France’s competition regulator on Tuesday slapped Google with a 500-million-euro ($593-million) fine for failing to negotiate “in good faith” with media companies over the use of their content under EU copyright rules.
It is “the biggest ever fine” imposed by the Competition Authority for a company’s failure to adhere to one of its rulings, the agency’s chief Isabelle De Silva told reporters.
In a ruling published on its website, the Competition Authority also ordered the US internet giant to present media publishers with “an offer of remuneration for the current use of their copyrighted content”, or risk paying additional damages of up to 900,000 euros a day.
A Google spokesperson said in a statement to AFP that the company was “very disappointed” by the decision.
“We have acted in good faith during the entire negotiation period. This fine does not reflect the efforts put in place, nor the reality of the use of news content on our platform,” the company insisted.
“This decision is mainly about negotiations that took place between May and September 2020. Since then, we have continued to work with publishers and news agencies to find common ground.”
The long-running legal battle has centred on claims that Google has been showing articles, pictures and videos produced by media groups when displaying search results without adequate compensation, despite the seismic shift of advertising revenue online.
In April 2020, the French competition authority ordered Google to negotiate “in good faith” with media groups after it refused to comply with a new EU law governing digital copyright.

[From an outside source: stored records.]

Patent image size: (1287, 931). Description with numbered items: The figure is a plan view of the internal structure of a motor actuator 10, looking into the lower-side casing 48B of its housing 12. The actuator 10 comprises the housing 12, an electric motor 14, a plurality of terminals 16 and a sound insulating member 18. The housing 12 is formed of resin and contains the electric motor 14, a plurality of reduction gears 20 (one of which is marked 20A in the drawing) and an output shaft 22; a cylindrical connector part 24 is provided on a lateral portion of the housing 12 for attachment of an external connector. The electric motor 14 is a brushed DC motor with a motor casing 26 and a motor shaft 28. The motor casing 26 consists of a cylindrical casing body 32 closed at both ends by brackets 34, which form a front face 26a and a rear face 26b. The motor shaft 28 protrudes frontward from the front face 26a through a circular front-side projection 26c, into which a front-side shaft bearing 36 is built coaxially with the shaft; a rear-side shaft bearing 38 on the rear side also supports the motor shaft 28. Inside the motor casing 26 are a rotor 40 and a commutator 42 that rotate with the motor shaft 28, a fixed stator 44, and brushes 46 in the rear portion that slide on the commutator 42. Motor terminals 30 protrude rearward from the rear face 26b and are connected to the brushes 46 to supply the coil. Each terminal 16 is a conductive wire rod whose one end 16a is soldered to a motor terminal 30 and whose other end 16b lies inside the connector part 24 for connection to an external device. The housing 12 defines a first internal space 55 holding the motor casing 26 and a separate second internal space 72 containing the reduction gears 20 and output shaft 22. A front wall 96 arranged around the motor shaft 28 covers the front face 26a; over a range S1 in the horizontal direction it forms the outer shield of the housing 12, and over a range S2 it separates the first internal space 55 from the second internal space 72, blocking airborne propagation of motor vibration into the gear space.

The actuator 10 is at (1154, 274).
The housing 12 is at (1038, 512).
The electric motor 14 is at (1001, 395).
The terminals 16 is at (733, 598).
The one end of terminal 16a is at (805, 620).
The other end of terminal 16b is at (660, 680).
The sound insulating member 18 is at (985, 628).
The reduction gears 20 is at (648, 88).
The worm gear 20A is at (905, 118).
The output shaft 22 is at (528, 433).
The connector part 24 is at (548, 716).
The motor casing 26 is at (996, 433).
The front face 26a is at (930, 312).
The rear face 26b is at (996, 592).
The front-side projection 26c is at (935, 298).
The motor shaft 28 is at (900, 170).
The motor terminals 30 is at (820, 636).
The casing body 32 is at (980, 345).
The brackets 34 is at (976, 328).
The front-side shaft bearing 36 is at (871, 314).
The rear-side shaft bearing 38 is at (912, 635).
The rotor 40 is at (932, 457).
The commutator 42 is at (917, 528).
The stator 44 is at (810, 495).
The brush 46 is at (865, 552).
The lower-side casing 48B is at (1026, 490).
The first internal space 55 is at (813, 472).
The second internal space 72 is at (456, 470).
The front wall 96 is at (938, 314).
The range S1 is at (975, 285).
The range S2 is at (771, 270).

The so-called “neighbouring rights” aim to ensure that news publishers are compensated when their work is shown on websites, search engines and social media platforms.
But last September, news publishers including Agence France-Presse (AFP) filed a complaint with regulators, saying Google was refusing to move forward on paying to display content in web searches.
In particular, the Competition Authority rebuked Google for having failed to “have a specific discussion” with media companies about neighbouring rights while negotiating over the launch of its Google Showcase news service, which launched late last year.
News outlets struggling with dwindling print subscriptions have long seethed at Google’s refusal to give them a cut of the millions of euros it makes from ads displayed alongside news search results.
The search giant counters that it encourages millions of people to click through to media sites, and it has also invested heavily in supporting media groups in other ways, including emergency funding during the Covid-19 crisis.